Saat itu, 10 November 2001 siang Theys diculik dari rumahnya. Besoknya, Theys ditemukan tewas di dalam mobilnya di KM 9, Koya, Muara Tami, Jayapura. Theys terletang, perutnya ada bekas goresan merah lembab.
Dari pagi saat Theys ditemukan tewas, saya tidak istirahat. Sampai besonya lagi. Peristiwa demi peristiwa sangat banyak saya lewati, sampai saat dibawa ke rumah sakit dan diotopsi, saya mengikuti. Saya melihat langsung Pak Theys diotopsi, karena keluarga tidak ada yang bisa datang. Saat itu rumahnya di Sentani terjadi kebakaran. Dari berbagai kasus yang saya tangani, saya kira itu kasus yang paling kompleks.

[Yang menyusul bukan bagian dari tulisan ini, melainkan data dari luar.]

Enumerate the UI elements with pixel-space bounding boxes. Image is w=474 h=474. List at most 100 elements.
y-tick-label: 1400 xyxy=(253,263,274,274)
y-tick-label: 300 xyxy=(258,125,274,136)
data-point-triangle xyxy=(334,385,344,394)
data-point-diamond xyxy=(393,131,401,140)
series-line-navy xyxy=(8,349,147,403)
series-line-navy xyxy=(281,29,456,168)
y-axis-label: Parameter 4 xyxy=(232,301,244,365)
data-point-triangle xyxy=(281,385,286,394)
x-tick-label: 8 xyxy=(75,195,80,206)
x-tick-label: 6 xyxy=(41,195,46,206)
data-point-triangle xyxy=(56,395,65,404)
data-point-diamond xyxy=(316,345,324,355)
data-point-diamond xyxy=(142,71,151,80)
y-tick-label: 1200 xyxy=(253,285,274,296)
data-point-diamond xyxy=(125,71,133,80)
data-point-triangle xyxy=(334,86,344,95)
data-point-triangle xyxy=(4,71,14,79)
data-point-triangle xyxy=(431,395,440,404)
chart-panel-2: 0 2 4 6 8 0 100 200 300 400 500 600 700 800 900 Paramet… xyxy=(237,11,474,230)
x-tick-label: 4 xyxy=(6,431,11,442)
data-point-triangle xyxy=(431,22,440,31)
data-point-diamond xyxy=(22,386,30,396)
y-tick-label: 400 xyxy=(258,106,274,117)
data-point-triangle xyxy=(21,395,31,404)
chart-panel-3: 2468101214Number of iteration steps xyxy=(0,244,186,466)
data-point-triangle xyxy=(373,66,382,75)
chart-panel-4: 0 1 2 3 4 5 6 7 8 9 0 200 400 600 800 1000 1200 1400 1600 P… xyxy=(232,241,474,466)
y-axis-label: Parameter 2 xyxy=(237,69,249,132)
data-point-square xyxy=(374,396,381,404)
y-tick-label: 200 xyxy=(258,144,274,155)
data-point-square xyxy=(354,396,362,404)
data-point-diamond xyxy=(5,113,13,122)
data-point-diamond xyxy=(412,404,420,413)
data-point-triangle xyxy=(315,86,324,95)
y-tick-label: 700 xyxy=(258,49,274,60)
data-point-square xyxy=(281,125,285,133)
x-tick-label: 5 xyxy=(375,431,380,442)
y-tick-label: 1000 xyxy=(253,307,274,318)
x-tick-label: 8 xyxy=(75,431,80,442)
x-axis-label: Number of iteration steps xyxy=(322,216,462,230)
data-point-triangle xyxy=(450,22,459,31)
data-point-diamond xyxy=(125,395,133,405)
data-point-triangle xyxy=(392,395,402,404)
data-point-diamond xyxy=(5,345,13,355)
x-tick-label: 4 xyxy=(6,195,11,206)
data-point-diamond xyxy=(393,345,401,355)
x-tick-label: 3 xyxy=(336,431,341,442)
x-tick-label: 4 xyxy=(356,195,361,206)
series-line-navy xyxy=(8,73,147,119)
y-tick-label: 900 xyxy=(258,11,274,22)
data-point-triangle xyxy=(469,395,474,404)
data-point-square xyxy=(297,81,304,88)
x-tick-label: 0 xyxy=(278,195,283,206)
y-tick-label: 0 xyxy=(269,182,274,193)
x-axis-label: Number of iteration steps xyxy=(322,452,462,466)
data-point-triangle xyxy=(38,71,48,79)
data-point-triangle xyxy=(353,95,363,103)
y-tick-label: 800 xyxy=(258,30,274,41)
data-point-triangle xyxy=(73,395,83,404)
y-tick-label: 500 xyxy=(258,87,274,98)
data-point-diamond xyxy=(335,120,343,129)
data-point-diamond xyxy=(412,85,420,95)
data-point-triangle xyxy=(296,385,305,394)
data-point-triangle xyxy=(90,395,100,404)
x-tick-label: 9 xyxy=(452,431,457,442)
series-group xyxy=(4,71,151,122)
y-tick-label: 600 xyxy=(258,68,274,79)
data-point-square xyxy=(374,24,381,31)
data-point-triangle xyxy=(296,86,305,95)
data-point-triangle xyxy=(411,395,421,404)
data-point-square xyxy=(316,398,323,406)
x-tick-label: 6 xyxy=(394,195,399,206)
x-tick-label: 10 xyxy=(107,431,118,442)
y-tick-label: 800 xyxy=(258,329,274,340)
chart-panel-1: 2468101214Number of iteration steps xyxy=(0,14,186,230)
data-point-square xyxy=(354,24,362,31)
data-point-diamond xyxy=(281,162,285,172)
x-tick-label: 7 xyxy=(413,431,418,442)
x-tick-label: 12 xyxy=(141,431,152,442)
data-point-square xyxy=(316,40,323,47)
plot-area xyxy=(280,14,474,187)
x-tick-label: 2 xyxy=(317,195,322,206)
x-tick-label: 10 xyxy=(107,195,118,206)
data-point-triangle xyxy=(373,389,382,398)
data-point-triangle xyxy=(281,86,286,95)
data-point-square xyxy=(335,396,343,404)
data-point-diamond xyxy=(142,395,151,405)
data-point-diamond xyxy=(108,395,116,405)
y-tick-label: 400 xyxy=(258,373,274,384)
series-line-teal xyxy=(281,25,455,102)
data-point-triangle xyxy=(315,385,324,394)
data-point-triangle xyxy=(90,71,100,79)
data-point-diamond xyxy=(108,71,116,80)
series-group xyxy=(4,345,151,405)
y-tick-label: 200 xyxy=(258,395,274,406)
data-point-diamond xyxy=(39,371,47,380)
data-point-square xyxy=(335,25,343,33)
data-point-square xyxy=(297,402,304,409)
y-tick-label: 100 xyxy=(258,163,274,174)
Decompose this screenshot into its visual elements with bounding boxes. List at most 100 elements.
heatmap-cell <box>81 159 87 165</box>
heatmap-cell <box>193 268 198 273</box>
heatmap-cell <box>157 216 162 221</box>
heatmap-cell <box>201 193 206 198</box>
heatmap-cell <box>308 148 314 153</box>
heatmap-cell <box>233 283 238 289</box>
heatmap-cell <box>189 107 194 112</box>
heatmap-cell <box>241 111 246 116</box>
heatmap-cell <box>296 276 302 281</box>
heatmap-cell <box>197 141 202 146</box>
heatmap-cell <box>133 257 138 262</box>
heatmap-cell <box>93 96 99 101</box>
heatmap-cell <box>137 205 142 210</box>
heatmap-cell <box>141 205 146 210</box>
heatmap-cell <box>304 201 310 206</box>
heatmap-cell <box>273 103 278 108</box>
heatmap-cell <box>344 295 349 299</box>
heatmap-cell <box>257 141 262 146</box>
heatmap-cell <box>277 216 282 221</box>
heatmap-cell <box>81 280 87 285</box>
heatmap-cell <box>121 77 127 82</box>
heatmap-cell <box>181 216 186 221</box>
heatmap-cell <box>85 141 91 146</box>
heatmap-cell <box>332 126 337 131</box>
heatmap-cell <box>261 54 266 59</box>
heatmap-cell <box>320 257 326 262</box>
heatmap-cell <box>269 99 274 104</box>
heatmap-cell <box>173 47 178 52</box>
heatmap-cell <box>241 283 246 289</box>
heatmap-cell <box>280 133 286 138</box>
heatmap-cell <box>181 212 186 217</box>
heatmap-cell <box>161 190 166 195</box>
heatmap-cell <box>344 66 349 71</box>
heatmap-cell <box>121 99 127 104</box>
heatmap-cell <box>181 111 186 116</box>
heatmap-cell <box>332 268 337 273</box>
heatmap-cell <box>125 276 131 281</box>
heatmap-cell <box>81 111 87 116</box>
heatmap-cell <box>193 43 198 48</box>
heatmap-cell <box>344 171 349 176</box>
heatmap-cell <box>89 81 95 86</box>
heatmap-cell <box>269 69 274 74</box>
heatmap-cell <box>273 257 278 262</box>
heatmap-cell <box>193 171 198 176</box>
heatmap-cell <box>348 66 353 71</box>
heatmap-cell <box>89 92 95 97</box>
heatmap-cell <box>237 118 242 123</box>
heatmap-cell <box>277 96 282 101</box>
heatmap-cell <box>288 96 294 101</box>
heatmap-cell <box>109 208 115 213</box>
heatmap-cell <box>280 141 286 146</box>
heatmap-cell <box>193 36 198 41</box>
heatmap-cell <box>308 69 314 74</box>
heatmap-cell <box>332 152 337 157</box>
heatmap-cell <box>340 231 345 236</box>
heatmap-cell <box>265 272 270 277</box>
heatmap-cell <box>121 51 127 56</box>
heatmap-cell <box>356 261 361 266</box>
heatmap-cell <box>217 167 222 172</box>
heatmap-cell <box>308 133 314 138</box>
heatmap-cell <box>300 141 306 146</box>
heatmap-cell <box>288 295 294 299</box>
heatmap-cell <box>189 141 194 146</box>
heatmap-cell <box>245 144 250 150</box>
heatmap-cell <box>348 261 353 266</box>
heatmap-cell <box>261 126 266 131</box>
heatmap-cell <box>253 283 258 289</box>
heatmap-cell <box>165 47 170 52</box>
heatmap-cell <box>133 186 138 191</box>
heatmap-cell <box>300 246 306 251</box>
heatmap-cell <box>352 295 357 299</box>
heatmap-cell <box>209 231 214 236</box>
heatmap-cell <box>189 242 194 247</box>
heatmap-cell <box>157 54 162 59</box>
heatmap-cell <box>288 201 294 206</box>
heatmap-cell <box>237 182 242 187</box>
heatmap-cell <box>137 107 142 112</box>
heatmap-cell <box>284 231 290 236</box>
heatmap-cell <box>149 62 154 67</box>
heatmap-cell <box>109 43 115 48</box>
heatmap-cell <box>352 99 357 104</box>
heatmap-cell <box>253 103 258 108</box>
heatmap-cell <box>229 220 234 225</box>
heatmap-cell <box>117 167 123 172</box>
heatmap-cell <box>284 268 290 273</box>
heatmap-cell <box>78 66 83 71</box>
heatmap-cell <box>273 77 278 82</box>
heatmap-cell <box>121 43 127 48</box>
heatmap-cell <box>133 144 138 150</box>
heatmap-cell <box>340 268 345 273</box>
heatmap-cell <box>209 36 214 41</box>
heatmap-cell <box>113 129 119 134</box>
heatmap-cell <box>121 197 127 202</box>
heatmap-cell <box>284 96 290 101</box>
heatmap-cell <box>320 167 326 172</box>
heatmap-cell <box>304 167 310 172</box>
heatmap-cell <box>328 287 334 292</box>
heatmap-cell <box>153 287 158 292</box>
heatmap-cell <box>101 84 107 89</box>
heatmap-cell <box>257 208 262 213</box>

Anda dan kawan-kawan juga mendampingi tujuh warga sipil Wamena yang dituduh membobol gudang senjata Kodim 1710 Wamena pada 2003. Mengapa Anda bela juga?
Mereka ini satu-satunya kasus yang unik. Karena mereka ditahan di LP yang berbeda-beda, di Wamena dan mau dibawa ke Jawa, ke Makassar, dan pindah ke Nabire. Ada yang meninggal saat ditahan di Makassar. Sampai saya bawa ke Yahukimo. Sampai mereka diberikan grasi oleh Presiden Joko Widodo.
Mereka di antaranya Apotnalogolik Lokobal, Numbungga Telengge, Kimanus Wend, Linus Hiluka dan Jefrai Murib. Saya juga berharap jangan mereka saja yang mendapatkan grasi. Tahan-tahanan lain juga harus mendapatkannya.
Sebagian orang yang Anda bela dituduh makar, memberontak dan tuduhan sparatis lain. Apakah Anda sengaja membela kasus-kasus seperti itu?
Tidak juga. Ada juga kasus pemilu, mereka dituduh sebagai kelompok bersenjata atau pemeberontak. Aparat negara tidak hanya memberikan mereka pasal 106 KUHP Pidana tentang maka, tapi juga pasal 108 tentang melawan negara dengan menggunakan senjata. Lalu pasal kepemilikan amunisi, dan pasal penghasutan.
Di Papua, demonstrasi dan demo-demo lainnya bisa disebut sebagai menghasut. Sehingga bisa dikenakan pasal penghasutan. Ada juga kasus criminal. Tetapi pada proses penangkapannya semena-mena. Ditembak, dibawa ke rumah sakit dengan dilempar saja. Saat ingin dilayani, aparat polisi bilang nanti saja dulu. Padahal dia sudah terluka parah. Mereka ini bukan pencuri.
Belum lama ada kasus penyiksaan di sel tahanan bernama Ricko Wambo hingga tewas. Dia adalah ketua KNPB Mamberamo Tengah. Apakah kasus penyiksaan seperti ini sering terjadi di Papua?
Penyiksaan itu berlangsung dari kasus yang bernuansa politis sampai kasus criminal. Mereka rentan penyiksaan kalau mereka orang Papua. Ada beberapa kasus, meski dia bukan orang Papua, tapi dia berpotensi disiksa. Misalnya pada kasus kriminal dalam penjara.